Emergent chiral symmetry in non-bipartite kagome and pyrochlore lattices with spin-orbit coupling

TL;DR

This paper demonstrates that non-bipartite kagome and pyrochlore lattices can exhibit chiral symmetric energy bands when strong spin-orbit coupling is present, revealing new topological properties and symmetry classifications.

Contribution

It introduces a mechanism for chiral symmetry in non-bipartite lattices via spin-orbit coupling and constructs a gauge-invariant Wilson loop as a topological marker.

Findings

Chiral symmetric bands appear in kagome and pyrochlore lattices with spin-orbit coupling.

The Wilson loop operator detects chiral symmetry in these systems.

Topological symmetry classes can change with small perturbations.

Abstract

Chiral symmetry in energy bands appears as perfectly symmetric anti-bonding and bonding pairs of energy levels. It has only been observed in a few classes of models with a bipartite lattice structure or Bogoliubov-de-Gennes systems having the pairwise basis. We show that the non-bipartite kagome and pyrochlore lattices can host chiral symmetric bands when the strong spin-orbit coupling is introduced.
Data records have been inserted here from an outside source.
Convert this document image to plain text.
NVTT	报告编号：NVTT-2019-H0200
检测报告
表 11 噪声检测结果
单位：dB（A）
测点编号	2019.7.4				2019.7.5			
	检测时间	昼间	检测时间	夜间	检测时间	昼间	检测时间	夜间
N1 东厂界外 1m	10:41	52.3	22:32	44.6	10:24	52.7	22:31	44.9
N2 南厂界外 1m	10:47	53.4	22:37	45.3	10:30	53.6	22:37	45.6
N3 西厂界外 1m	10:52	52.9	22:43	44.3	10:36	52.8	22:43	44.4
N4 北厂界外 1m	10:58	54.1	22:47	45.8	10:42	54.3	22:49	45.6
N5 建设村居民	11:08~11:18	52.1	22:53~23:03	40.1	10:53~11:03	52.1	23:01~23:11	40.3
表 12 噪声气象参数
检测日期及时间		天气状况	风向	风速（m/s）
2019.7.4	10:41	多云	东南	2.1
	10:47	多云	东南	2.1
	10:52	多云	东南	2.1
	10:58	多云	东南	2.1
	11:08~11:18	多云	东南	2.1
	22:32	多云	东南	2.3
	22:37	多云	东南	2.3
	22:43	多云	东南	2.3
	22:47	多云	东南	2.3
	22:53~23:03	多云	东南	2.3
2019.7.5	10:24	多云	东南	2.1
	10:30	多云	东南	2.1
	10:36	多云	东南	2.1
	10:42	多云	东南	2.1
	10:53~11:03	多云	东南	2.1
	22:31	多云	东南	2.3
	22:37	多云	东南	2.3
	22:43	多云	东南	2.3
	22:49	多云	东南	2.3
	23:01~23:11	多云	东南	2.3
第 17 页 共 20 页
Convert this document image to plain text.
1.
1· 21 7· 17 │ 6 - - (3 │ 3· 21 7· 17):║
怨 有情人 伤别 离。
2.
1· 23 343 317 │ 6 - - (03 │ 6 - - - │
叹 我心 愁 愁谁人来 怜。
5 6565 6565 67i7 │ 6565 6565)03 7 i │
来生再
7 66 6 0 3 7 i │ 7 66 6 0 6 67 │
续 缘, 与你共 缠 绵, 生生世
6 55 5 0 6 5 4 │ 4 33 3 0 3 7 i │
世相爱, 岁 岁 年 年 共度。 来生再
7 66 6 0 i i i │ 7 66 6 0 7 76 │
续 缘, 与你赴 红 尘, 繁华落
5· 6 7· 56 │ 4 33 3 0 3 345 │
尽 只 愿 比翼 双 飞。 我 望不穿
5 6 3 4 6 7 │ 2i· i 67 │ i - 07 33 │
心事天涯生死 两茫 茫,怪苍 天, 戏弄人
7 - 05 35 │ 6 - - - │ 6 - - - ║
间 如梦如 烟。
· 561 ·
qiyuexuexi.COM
There, the electrons hop to their neighbors by always converting the spin orientation up-side-down, which allows the up and down spin bases to form fictitious bipartite connections. The gauge invariant Wilson loop operator defined on a triangular unit serves as a marker to detect the presence of chiral symmetry, and using this property, the chiral operator is constructed. This allows us to access their topological symmetry classes that can easily change with small perturbations.